The Chicago Cubs selected Dugas in the eighth round, with the 249th overall selection, of the 2011 MLB draft. Though the Cubs offered Dugas a $300,000 signing bonus, Dugas opted not to sign, instead returning to the Crimson Tide for his senior year, both for the opportunity to graduate, win with the Crimson Tide, and to set career offensive records. As a senior, Dugas led the Crimson Tide with a .343 batting average. He set Crimson Tide career records with 334 hits, 235 singles, 67 doubles, and 18 triples. After his senior season, Dugas was named to the All-SEC first team and the All-Defensive team.

==Professional career==
The New York Yankees selected Dugas in the eighth round, with the 277th overall selection, of the 2012 Major League Baseball draft. He signed with the Yankees and began his professional career with the Staten Island Yankees of the Low-A New York–Penn League. He had a .306 average with Staten Island, and was named to the New York-Penn League All-Star Game. Dugas spent the 2013 season with the Charleston RiverDogs of the Single-A South Atlantic League and the Tampa Yankees of the High-A Florida State League. Between the two levels, he batted .285 and had 64 walks.

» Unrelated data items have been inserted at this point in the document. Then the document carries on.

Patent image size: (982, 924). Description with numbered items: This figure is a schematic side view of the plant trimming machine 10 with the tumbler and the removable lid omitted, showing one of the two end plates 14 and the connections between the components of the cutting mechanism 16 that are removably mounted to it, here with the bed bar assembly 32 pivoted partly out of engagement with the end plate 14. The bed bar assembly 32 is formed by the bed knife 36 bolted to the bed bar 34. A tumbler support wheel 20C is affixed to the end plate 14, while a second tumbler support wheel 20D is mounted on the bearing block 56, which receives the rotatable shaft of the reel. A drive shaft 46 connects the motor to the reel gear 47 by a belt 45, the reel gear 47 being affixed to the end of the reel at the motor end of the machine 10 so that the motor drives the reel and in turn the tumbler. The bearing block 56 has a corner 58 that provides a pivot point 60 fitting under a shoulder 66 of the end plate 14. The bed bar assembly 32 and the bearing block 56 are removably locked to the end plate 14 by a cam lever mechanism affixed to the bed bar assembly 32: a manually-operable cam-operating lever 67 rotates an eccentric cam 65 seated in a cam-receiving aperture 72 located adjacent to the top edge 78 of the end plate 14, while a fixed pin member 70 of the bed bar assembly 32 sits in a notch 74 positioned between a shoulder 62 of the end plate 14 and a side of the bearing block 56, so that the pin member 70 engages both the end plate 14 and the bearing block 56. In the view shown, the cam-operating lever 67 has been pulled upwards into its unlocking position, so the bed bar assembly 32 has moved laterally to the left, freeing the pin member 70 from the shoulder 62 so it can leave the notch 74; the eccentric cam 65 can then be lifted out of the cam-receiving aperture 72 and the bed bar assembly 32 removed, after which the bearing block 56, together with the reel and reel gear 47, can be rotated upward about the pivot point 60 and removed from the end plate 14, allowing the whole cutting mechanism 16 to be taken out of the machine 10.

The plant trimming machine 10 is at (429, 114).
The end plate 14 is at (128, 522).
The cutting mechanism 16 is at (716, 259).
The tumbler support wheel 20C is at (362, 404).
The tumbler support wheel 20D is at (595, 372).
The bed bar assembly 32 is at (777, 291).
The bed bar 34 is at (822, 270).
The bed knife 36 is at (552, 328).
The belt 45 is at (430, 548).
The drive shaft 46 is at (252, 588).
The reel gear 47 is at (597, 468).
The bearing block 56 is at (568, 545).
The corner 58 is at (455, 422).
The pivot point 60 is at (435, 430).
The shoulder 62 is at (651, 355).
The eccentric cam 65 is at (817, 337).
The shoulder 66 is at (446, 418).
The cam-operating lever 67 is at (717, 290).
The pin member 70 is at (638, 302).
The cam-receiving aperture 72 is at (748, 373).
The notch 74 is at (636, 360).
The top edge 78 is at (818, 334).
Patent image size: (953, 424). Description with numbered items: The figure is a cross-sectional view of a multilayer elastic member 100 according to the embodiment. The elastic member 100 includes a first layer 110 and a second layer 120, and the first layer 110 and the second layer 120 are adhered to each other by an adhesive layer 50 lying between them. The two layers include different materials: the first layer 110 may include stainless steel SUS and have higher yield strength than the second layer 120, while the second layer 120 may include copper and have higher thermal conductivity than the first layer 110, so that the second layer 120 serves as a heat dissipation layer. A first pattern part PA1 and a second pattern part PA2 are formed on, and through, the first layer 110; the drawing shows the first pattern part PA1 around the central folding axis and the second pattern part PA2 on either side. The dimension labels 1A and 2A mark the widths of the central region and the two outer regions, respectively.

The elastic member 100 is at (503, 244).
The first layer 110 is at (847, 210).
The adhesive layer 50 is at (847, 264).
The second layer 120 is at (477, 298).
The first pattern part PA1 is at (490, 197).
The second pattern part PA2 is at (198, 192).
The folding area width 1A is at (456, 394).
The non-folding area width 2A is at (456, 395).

In 2014, Dugas began the season with the Trenton Thunder of the Double-A Eastern League. The Yankees promoted Dugas to the Scranton/Wilkes-Barre RailRiders of the Triple-A International League in June. Overall, he batted .299/.399/.390 with one home run, 40 RBI, and seven stolen bases in 111 games.

Dugas split the 2015 season with Trenton and Scranton/Wilkes-Barre, before being promoted to the major leagues on July 1, after an injury to Carlos Beltrán. He was optioned back to the minor leagues on July 3 without appearing in a major league game. Dugas was designated for assignment by the Yankees on July 9. Dugas was released by the Yankees in April 2016, did not play professional baseball afterwards. Dugas' time on an MLB active roster, without ever appearing in an MLB game, makes him a phantom ballplayer.

==Coaching career==
Northwestern State University hired Dugas as an assistant coach for the Northwestern State Demons baseball team in August 2016. In December 2020, Dugas accepted the hitting coach and recruiting coordinator job at UT-Arlington. In August 2023, Dugas was hired as an assistant coach for the Southeastern Louisiana Lions baseball team, joining Bobby Barbier's new staff.

==Personal life==
The Dugas family are friends with Ron Guidry, a Lafayette native who played for the Yankees. Dugas grew up as a Yankees fan. His older brother, Tyler, was an All-State high school player and played college baseball at McNeese State University. He also has an older sister, Tiffany.